# Time Lapse Equipment Help



## zchatila (Jun 8, 2007)

I want to get into time lapse photography. From what I've seen in the following video (best time lapse i've sen yet!!), they are using a motorized pan and tilt head for this.

[ame]http://www.youtube.com/watch?v=y3bRwB5fDFo[/ame]

Any suggestions on what kind of tripod legs and head combo I need to be able to do what is done in the video?

Im guessing I also need a remote shutter/timer for this as well, similar to the Canon TC80N3.

Any suggestions appreciated. thanks.


----------



## Garbz (Jun 10, 2007)

Ahh I find that horrible. I love timelapse photography but the panning like that just makes me sick. The things I like most about timelapse is how motion of seemingly inanimate objects changes quickly. In my opinion the entire effect is just lost if the camera is moving. 

As for the method. A tripod with a stepping motor is a must. If you are technically minded this is simple to rig up to a normal tripod. Something very sturdy is not needed. No one will notice the vibrations caused by the rapid return mirror in even a high-def video. 

Triggering the camera can easily be done in software. I suppose you have a Canon EOS series? Canon has support software for this type of thing that controls the camera via USB, I suggest having a play with that.

Also if you need some inspiration check out the film Koyaanisqatsi.
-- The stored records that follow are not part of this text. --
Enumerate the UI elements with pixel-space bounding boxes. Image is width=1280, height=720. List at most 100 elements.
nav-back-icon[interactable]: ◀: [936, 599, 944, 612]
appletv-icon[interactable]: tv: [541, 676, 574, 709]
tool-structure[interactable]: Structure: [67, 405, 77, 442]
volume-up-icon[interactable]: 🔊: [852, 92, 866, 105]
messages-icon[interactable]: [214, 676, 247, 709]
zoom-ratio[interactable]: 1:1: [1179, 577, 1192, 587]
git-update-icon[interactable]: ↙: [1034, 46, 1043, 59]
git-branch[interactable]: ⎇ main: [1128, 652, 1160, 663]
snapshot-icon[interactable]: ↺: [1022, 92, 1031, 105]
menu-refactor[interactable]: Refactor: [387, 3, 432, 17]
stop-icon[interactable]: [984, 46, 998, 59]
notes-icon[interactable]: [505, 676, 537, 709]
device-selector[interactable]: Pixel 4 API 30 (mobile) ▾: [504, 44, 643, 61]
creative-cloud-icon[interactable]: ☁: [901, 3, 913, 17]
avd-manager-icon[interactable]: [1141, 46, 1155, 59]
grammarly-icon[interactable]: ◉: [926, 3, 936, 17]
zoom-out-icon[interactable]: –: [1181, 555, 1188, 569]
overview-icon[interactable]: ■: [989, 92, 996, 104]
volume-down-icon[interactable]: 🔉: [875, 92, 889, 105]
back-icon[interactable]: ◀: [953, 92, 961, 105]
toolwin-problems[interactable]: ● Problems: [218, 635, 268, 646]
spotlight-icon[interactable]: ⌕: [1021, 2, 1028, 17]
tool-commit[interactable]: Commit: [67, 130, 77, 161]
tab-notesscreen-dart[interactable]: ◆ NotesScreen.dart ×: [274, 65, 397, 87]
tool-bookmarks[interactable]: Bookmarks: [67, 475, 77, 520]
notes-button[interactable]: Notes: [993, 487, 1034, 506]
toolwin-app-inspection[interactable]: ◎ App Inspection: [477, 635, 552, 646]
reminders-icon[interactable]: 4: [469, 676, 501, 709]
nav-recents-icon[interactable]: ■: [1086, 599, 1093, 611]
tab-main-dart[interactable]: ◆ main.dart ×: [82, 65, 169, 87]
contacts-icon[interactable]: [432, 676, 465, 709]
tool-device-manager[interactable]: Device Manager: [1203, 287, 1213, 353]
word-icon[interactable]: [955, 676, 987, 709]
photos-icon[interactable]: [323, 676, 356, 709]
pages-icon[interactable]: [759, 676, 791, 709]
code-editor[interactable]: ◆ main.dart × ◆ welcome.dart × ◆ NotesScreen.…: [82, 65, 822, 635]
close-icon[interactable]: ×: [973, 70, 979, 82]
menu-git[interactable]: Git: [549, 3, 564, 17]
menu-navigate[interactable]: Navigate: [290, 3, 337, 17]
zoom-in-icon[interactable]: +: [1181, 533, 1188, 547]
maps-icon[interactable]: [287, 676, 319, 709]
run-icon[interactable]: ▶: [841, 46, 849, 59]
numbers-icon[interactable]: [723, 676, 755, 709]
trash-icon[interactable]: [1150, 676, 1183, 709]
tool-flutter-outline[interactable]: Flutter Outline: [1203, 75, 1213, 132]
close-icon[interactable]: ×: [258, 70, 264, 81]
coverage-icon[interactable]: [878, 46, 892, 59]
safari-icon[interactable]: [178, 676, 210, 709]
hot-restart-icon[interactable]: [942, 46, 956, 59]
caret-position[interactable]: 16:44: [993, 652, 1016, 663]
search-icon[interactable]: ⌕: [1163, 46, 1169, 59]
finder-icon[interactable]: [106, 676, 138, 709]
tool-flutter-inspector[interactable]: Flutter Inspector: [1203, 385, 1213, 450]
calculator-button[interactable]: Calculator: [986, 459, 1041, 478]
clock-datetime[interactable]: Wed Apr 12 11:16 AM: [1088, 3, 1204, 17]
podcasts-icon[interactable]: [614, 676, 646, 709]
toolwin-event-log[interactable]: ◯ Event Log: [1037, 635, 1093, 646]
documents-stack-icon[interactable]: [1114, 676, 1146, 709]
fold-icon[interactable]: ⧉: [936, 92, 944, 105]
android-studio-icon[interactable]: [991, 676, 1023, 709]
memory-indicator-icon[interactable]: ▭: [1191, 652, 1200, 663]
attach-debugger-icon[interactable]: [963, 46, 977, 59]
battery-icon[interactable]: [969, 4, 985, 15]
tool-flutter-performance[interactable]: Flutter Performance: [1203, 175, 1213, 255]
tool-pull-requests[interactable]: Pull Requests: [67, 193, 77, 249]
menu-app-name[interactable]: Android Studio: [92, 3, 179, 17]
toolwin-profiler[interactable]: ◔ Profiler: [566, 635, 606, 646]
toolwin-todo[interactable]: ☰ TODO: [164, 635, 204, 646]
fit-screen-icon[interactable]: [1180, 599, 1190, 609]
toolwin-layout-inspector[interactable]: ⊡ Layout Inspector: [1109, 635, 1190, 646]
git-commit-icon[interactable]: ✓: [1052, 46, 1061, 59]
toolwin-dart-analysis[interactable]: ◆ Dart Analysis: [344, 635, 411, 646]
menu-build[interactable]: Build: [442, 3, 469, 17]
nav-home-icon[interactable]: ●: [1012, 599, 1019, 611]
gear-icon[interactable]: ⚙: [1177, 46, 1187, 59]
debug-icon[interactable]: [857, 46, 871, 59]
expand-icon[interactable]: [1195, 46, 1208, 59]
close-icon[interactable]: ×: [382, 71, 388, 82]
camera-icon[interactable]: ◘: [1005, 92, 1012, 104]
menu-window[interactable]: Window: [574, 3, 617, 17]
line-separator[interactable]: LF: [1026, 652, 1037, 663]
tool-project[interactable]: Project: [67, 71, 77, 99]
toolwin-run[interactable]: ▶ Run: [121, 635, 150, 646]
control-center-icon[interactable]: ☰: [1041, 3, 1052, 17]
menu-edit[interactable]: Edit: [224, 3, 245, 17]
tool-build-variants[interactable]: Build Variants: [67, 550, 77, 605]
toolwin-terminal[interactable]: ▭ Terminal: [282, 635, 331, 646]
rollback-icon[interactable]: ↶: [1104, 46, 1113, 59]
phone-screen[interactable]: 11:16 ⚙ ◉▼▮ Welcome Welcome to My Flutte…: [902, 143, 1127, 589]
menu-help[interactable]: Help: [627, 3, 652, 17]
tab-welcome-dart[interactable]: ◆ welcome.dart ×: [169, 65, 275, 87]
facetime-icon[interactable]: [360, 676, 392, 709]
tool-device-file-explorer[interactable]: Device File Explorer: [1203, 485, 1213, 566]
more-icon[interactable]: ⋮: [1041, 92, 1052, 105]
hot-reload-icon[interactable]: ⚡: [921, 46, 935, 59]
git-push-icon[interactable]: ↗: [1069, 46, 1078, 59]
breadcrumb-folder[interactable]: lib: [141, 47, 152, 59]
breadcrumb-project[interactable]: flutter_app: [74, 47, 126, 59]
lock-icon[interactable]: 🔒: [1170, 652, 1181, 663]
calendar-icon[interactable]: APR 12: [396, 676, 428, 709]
If you haven't heard of it, it is a classic sights and sounds documentary masterpiece done entirely in slow-motion and timelapse to a soundtrack by Philip Glass.


----------



## zchatila (Jun 10, 2007)

I actually have seen Koyaanisqatsi and working on seeing the rest of the series! Incredible movie.

I know what you mean about the panning time lapse. I suppose if it is abused, then it won't work.

But I find the video I linked to masterful.  thx for the reply.


----------